Answer :
Answer:
The reaction of 192 g of [tex]O_2[/tex] and 126 g of [tex]B_5H_9[/tex] can produce 81 g of Water.
Explanation:
We have the reaction:
[tex]2B_5H_9 + 12O_2 -> 5B_2O_3 + 9H_2O[/tex]
There are 192 g of [tex]O_2[/tex] and 126 g of [tex]B_5H_9[/tex].
First step to calculate the water produced is to find the limit reagent.
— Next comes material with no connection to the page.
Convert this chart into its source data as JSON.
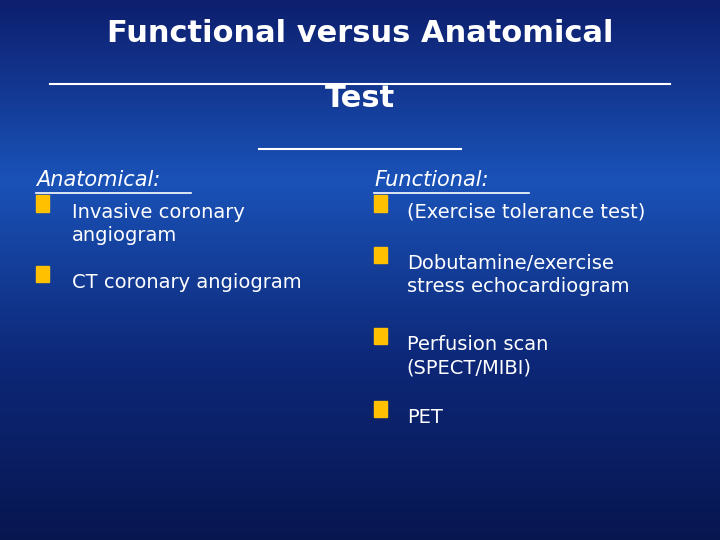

Molecular weights for those substances involved in the chemical reaction are:
[tex]B_5H_9[/tex] = 63.12 g/mol
[tex]O_2[/tex] = 32 g/mol
[tex]B_5O_3[/tex] = 69.62 g/mol
[tex]H_2O[/tex] = 18 g/mol
Now, we can express 192 g of [tex]O_2[/tex] and 126 g of [tex]B_5H_9[/tex] as mol dividing the mass using the molecular weight.
[tex]192 g O_2 (\frac{1mol O_2}{32 g O_2} )= 6 mol O2\\ 126 g B_5H_9 (\frac{1mol B_5H_9}{63.12 g B_5H_9} ) = 1.99 mol B_5H_9[/tex]
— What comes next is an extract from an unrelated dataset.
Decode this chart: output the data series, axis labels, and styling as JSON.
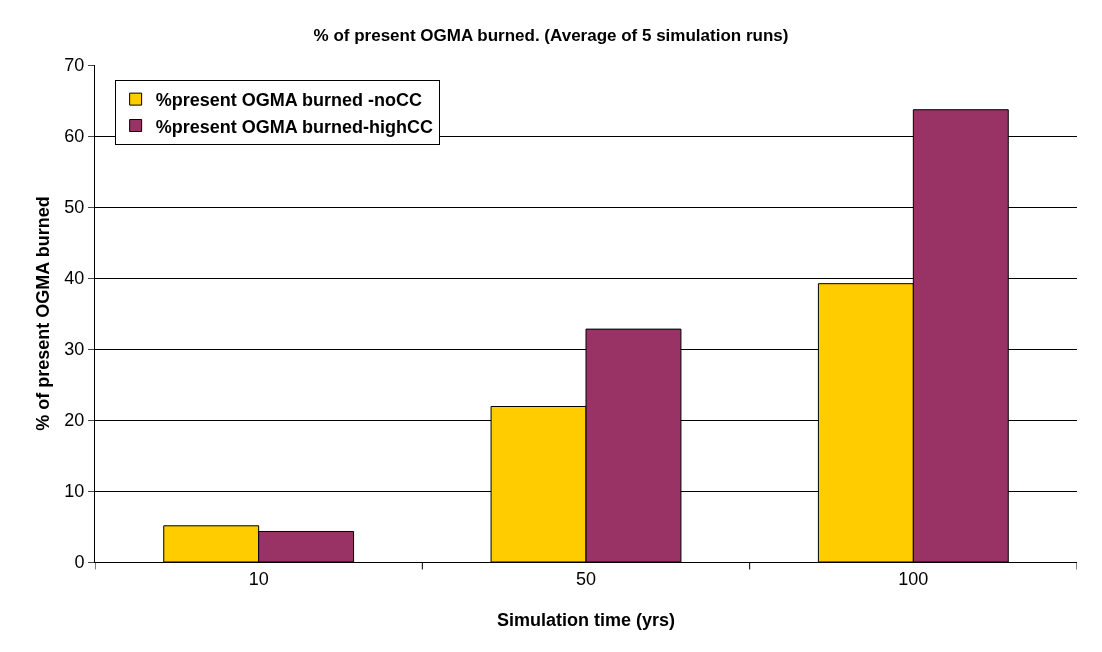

After that, we should divide the mol of reagent with their respective stoichiometric coefficient to find the limit reagent so:
[tex]6 mol O_2 / 12 mol O_2 = 0.5 \\1.99 mol B_5H_9 /2 mol B_5H_9 = 0.99 \\[/tex]
It means the limit reagent is Oxygen - [tex]O_2[/tex].
Second step to calculate water produced is to use stoichiometric calculations using oxygen amount. According to the balanced equation 12 mols of [tex]O_2[/tex] will produce 9 mols of [tex]H_2O[/tex] . After that, using molecular weight of water [tex]H_2O[/tex] = 18 g/mol we can calculate the mass. It is shown in the next equations:
[tex]6 molO_2 (\frac{9molH_2O}{12molO_2} ) (\frac{18 gH_2O}{1molH_2O} ) = 81 g H_2O[/tex].
Finally, we found that the reaction of 192 g of [tex]O_2[/tex] and 126 g of [tex]B_5H_9[/tex] can produce 81 g of Water.